If you examine your Life, all your unhappiness comes from not doing what you want to do or from doing what you don’t want to do. So, to do what you love doing, you must decide what you want from Life. Like so many, many others have done. Look around you. You will discover that almost every story of world-class performance and success (in purely real-world, material terms), in any field, conforms to this philosophy. Simply then, if you want to be happy, if you want lasting inner joy, go be the best at whatever you love doing. Money will always follow.
Whatever disturbs your inner peace has to go out
You don’t have to win every argument that you end up getting into.

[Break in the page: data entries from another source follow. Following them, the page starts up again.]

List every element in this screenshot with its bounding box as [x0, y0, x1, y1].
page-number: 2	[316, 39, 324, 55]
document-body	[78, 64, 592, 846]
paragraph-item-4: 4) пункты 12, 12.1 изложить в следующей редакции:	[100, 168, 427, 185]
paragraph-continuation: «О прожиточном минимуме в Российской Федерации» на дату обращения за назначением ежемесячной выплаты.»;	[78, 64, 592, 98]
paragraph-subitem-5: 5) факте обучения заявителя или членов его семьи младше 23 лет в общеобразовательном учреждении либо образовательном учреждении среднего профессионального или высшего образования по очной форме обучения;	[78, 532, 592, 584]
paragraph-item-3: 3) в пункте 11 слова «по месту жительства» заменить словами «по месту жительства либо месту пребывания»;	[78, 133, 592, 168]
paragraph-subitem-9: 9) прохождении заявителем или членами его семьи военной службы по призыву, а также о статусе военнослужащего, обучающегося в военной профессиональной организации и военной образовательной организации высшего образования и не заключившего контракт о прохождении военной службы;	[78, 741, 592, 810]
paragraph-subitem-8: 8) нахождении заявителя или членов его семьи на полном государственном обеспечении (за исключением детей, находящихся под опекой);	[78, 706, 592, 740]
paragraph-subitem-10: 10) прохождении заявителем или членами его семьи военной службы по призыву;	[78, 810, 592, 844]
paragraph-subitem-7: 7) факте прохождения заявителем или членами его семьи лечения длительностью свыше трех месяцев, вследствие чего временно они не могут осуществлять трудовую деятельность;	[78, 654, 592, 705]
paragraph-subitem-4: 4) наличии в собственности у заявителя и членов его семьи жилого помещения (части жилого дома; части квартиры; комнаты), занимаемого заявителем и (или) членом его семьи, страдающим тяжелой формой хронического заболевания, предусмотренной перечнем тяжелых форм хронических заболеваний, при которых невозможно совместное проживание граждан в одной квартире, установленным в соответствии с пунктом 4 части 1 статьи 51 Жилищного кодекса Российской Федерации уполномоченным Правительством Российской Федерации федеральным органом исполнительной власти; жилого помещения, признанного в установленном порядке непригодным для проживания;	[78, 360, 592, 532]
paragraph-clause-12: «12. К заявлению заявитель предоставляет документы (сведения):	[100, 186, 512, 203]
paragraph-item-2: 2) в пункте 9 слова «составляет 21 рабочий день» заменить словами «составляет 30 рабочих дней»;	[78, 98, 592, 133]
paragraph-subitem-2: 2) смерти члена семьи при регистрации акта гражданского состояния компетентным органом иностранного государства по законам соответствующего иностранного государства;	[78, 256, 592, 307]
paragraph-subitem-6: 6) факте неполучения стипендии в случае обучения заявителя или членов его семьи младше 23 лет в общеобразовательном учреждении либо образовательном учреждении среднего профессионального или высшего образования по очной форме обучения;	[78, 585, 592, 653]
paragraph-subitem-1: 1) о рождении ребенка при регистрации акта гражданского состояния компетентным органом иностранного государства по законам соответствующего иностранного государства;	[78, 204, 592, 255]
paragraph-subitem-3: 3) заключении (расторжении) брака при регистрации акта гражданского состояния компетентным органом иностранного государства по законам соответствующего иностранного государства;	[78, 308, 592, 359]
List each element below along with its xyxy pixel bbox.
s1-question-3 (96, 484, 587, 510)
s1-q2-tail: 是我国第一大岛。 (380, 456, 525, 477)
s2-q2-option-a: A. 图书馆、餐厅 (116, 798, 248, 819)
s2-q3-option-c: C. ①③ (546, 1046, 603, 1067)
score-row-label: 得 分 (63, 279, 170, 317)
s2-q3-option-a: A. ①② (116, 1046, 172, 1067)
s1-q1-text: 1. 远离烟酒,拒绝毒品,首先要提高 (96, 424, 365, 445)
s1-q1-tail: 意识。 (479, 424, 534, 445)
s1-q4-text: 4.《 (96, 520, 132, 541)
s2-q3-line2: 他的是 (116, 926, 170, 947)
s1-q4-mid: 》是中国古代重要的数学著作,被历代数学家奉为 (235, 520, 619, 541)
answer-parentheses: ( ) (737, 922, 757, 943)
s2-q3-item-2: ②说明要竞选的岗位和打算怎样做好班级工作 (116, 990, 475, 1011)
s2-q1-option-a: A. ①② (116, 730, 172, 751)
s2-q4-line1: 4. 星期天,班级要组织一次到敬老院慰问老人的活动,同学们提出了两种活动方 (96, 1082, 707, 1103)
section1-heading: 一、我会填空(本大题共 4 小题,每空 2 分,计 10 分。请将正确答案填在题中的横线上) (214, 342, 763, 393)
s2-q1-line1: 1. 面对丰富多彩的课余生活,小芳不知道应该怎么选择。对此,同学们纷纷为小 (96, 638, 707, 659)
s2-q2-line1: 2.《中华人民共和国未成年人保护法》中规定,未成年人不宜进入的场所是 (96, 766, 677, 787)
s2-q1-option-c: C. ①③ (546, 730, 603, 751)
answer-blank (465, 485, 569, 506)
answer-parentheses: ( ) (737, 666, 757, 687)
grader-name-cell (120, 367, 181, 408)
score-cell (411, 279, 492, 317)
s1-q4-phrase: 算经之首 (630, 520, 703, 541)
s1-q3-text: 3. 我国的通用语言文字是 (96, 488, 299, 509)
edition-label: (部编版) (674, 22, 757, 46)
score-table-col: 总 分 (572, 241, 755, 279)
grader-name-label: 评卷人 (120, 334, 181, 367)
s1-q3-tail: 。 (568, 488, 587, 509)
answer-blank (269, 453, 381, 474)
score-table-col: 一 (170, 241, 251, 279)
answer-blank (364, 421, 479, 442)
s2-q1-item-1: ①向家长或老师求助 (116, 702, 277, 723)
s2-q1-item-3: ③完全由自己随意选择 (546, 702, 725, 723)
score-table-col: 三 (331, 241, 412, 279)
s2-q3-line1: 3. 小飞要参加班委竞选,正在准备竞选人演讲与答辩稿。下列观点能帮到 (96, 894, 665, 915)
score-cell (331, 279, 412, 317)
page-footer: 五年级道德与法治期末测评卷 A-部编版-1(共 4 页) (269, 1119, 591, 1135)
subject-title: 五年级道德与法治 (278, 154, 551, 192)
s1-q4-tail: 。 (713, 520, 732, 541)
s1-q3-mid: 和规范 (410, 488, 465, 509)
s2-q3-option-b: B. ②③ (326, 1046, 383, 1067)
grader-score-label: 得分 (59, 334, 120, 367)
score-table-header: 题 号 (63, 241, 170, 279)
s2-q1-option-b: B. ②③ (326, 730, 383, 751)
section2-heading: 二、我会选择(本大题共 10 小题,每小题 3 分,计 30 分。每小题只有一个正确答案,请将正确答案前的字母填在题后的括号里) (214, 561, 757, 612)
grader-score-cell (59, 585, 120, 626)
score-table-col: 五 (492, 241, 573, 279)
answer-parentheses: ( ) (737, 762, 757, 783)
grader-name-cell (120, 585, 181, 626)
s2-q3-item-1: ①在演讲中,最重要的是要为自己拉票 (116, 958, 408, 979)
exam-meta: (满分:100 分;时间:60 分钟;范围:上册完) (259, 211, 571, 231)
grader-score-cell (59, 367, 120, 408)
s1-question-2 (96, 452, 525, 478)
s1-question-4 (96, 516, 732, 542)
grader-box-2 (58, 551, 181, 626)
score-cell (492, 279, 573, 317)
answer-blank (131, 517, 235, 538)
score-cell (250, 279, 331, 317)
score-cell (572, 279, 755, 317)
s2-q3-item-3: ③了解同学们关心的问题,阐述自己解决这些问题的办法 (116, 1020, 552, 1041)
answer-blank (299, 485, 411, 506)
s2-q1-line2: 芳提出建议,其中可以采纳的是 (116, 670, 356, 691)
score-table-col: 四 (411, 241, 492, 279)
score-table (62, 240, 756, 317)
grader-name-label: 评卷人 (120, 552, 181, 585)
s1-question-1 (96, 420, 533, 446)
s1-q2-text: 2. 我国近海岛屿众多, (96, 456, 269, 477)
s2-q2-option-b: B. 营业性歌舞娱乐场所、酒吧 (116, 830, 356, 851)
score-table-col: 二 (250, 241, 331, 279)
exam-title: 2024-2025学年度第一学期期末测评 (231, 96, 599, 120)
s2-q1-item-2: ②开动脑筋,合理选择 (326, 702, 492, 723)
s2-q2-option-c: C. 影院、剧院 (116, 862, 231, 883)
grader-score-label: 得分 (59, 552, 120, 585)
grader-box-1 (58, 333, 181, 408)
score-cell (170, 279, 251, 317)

Last evening we sat with someone who was willing to consider our business plan and help us with finding potential partners who may be interested in working with us. He is a person with a genuine interest in wanting to help us. However, Life doesn’t operate with logic alone. Our story particularly defies logic at many points. It is at the same time both miraculous and absurd. As the conversation progressed I noticed that the gentleman was coming down with a scathing critique of our Life so far which bordered on being dismissive of our efforts to rebuild our business and implored us to ‘get out of our comfort zone’. It soon became apparent that my efforts to explain why some things have not worked out the way they logically should have were not being considered. Beyond a point, Vaani and I did not see value in justifying what has been or envisioning, with this gentleman, what will be. We sat back, smiled and remained silent.
I have nothing against this gentleman. He has the noblest of intentions. And what he suggests we do is something we have already been trying to do – with often limited or no success. So, while we see synergy in the direction and options proposed, I still gave up trying to explain and justify because it is not my trip in Life – not anymore – to convince anybody of who we are or what our intentions are. I find arguments and debates totally worthless. It does not matter if you are not seen as doing right or being correct. At least to Vaani and me, it doesn’t matter at all. We know who we are. We know what we are going through. And we know what we are doing to get out of what we are going through. As long as we are true to ourselves, as long as our efforts are genuine, we really have stopped getting frustrated, anxious over wanting – and failing – to convince someone of our intentions.
Whatever disturbs your inner peace must go out of your circle of influence. Even if it is your desire to be seen as doing right and being correct. So, whenever you can’t convince someone, don’t fret, simply smile, fall silent and let things just be!